İşe iade davaları bakımından da dava açma süresi 7036 sayılı Kanunla değişik 20/1. maddesinde özel olarak düzenlenmiştir. Bu itibarla "İş sözleşmesi feshedilen işçi, fesih bildiriminde sebep gösterilmediği veya gösterilen sebebin geçerli bir sebep olmadığı iddiası ile fesih bildiriminin tebliği tarihinden itibaren bir ay içinde işe iade talebiyle, İş Mahkemeleri Kanunu hükümleri uyarınca arabulucuya başvurmak zorundadır.

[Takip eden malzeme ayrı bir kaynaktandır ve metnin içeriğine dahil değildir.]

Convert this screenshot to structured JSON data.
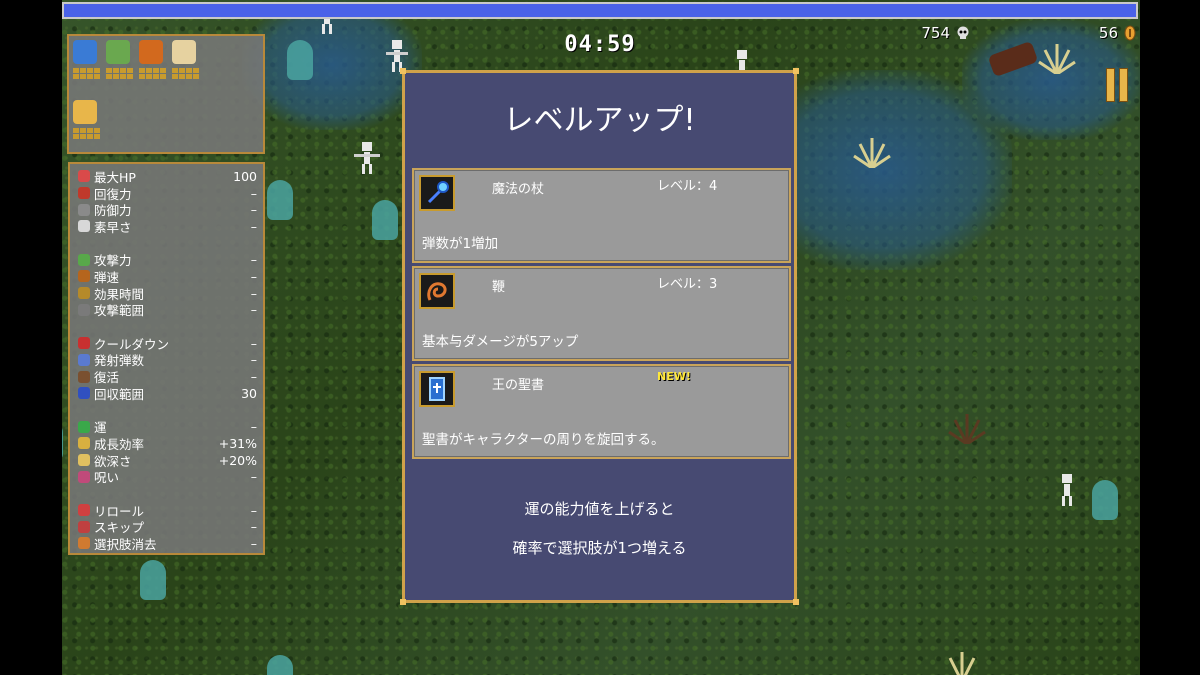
{
  "hud": {
    "timer": "04:59",
    "kills": "754",
    "coins": "56",
    "xp_progress": 1.0
  },
  "weapons": [
    {
      "icon": "magic-wand-icon",
      "color": "#3a7bd5"
    },
    {
      "icon": "herb-icon",
      "color": "#6aa84f"
    },
    {
      "icon": "whip-icon",
      "color": "#d2691e"
    },
    {
      "icon": "garlic-icon",
      "color": "#e6d2a0"
    },
    {
      "icon": "crown-icon",
      "color": "#e8b64a"
    }
  ],
  "stats": {
    "groups": [
      [
        {
          "icon": "heart-icon",
          "label": "最大HP",
          "value": "100"
        },
        {
          "icon": "recovery-icon",
          "label": "回復力",
          "value": "–"
        },
        {
          "icon": "armor-icon",
          "label": "防御力",
          "value": "–"
        },
        {
          "icon": "wing-icon",
          "label": "素早さ",
          "value": "–"
        }
      ],
      [
        {
          "icon": "might-icon",
          "label": "攻撃力",
          "value": "–"
        },
        {
          "icon": "speed-icon",
          "label": "弾速",
          "value": "–"
        },
        {
          "icon": "duration-icon",
          "label": "効果時間",
          "value": "–"
        },
        {
          "icon": "area-icon",
          "label": "攻撃範囲",
          "value": "–"
        }
      ],
      [
        {
          "icon": "cooldown-icon",
          "label": "クールダウン",
          "value": "–"
        },
        {
          "icon": "amount-icon",
          "label": "発射弾数",
          "value": "–"
        },
        {
          "icon": "revival-icon",
          "label": "復活",
          "value": "–"
        },
        {
          "icon": "magnet-icon",
          "label": "回収範囲",
          "value": "30"
        }
      ],
      [
        {
          "icon": "clover-icon",
          "label": "運",
          "value": "–"
        },
        {
          "icon": "growth-icon",
          "label": "成長効率",
          "value": "+31%"
        },
        {
          "icon": "greed-icon",
          "label": "欲深さ",
          "value": "+20%"
        },
        {
          "icon": "curse-icon",
          "label": "呪い",
          "value": "–"
        }
      ],
      [
        {
          "icon": "reroll-icon",
          "label": "リロール",
          "value": "–"
        },
        {
          "icon": "skip-icon",
          "label": "スキップ",
          "value": "–"
        },
        {
          "icon": "banish-icon",
          "label": "選択肢消去",
          "value": "–"
        }
      ]
    ]
  },
  "levelup": {
    "title": "レベルアップ!",
    "options": [
      {
        "icon": "magic-wand-icon",
        "name": "魔法の杖",
        "level": "レベル：4",
        "is_new": false,
        "description": "弾数が1増加"
      },
      {
        "icon": "whip-icon",
        "name": "鞭",
        "level": "レベル：3",
        "is_new": false,
        "description": "基本与ダメージが5アップ"
      },
      {
        "icon": "king-bible-icon",
        "name": "王の聖書",
        "new_label": "NEW!",
        "is_new": true,
        "description": "聖書がキャラクターの周りを旋回する。"
      }
    ],
    "hint_line1": "運の能力値を上げると",
    "hint_line2": "確率で選択肢が1つ増える"
  },
  "colors": {
    "modal_bg": "#474a72",
    "border_gold": "#d0a24a",
    "option_bg": "#9a9a9a",
    "xp_bar": "#4a62e8",
    "new_badge": "#ffe83a"
  }
}
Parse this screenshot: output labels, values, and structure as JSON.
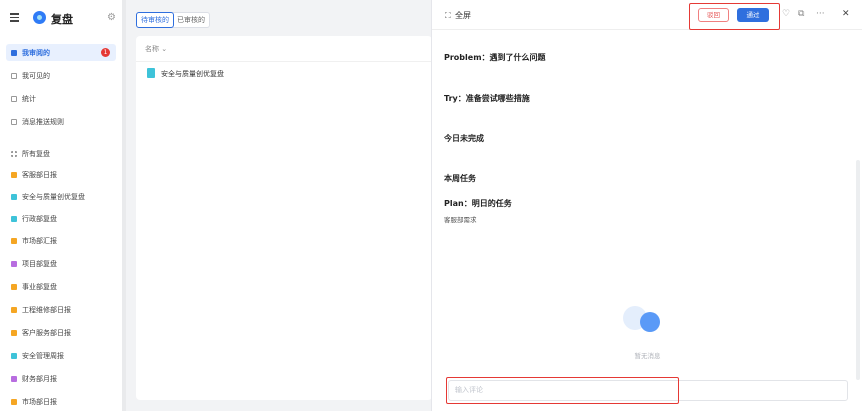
{
  "sidebar": {
    "title": "复盘",
    "nav": [
      {
        "label": "我审阅的",
        "badge": "1"
      },
      {
        "label": "我可见的"
      },
      {
        "label": "统计"
      },
      {
        "label": "消息推送规则"
      }
    ],
    "section_label": "所有复盘",
    "groups": [
      {
        "label": "客服部日报",
        "color": "#f5a623"
      },
      {
        "label": "安全与质量创优复盘",
        "color": "#3ec3d9"
      },
      {
        "label": "行政部复盘",
        "color": "#3ec3d9"
      },
      {
        "label": "市场部汇报",
        "color": "#f5a623"
      },
      {
        "label": "项目部复盘",
        "color": "#b86de0"
      },
      {
        "label": "事业部复盘",
        "color": "#f5a623"
      },
      {
        "label": "工程维修部日报",
        "color": "#f5a623"
      },
      {
        "label": "客户服务部日报",
        "color": "#f5a623"
      },
      {
        "label": "安全管理周报",
        "color": "#3ec3d9"
      },
      {
        "label": "财务部月报",
        "color": "#b86de0"
      },
      {
        "label": "市场部日报",
        "color": "#f5a623"
      }
    ]
  },
  "list": {
    "tabs": [
      "待审核的",
      "已审核的"
    ],
    "column_header": "名称 ⌄",
    "rows": [
      {
        "title": "安全与质量创优复盘"
      }
    ]
  },
  "detail": {
    "fullscreen_label": "全屏",
    "reject_label": "驳回",
    "pass_label": "通过",
    "sections": {
      "problem": "Problem：遇到了什么问题",
      "try": "Try：准备尝试哪些措施",
      "unfinished": "今日未完成",
      "weekly": "本周任务",
      "plan": "Plan：明日的任务",
      "plan_note": "客服部需求"
    },
    "empty_text": "暂无消息",
    "comment_placeholder": "输入评论"
  },
  "colors": {
    "accent": "#2f6fde",
    "highlight": "#e53935"
  }
}
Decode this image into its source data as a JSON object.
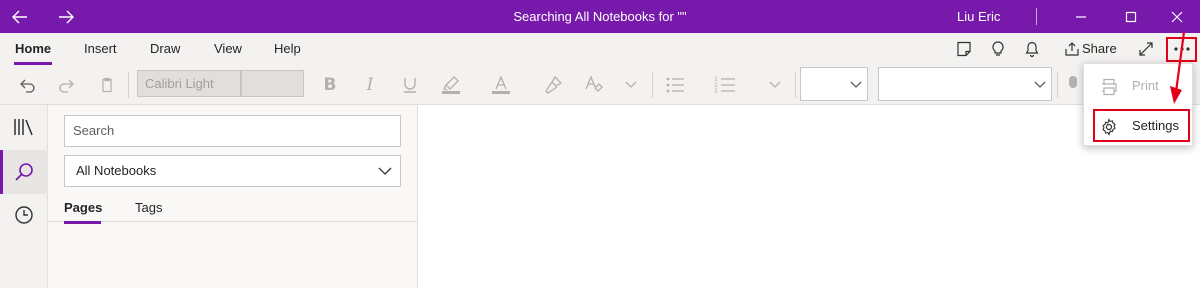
{
  "window": {
    "title": "Searching All Notebooks for \"\"",
    "user": "Liu Eric"
  },
  "ribbon_tabs": [
    "Home",
    "Insert",
    "Draw",
    "View",
    "Help"
  ],
  "ribbon_actions": {
    "share_label": "Share"
  },
  "toolbar": {
    "font_name": "Calibri Light",
    "font_size": ""
  },
  "left_nav": {
    "items": [
      "notebooks-icon",
      "search-icon",
      "recent-icon"
    ],
    "active": "search-icon"
  },
  "search_panel": {
    "search_placeholder": "Search",
    "scope": "All Notebooks",
    "tabs": [
      "Pages",
      "Tags"
    ],
    "active_tab": "Pages"
  },
  "overflow_menu": {
    "items": [
      {
        "label": "Print",
        "icon": "printer-icon",
        "enabled": false
      },
      {
        "label": "Settings",
        "icon": "gear-icon",
        "enabled": true
      }
    ]
  },
  "colors": {
    "accent": "#7719aa",
    "highlight": "#e4001b"
  }
}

Arabuluculuk faaliyeti sonunda anlaşmaya varılamaması hâlinde, son tutanağın düzenlendiği tarihten itibaren, iki hafta içinde iş mahkemesinde dava açılabilir."

Somut olayda davacı tarafından arabuluculuya yasal süresi içinde başvurulduğu, arabuluculuk görüşmesinin telekonferans yoluyla yapıldığı, arabulucu tarafından 09/01/2019 tarihinde anlaşamama tutanağının düzenlendiği, ancak işveren vekilinin imzasının telekonferans yoluyla katılması nedeniyle sonraki tarihte ancak tutanakta imza tarihi yazılı olmadığından söz konusu tutanağın arabulucuya gönderildiği tarih olan 17/01/2018 tarihine kadar atılmış olduğu, imzalarının tamamlanmasıyla beraber anlaşamama tutanağının arabulucu tarafından davacıya 22/01/2019 tarihinde gönderildiği ve davanın ise 25/01/2019 tarihinde açıldığı anlaşılmaktadır.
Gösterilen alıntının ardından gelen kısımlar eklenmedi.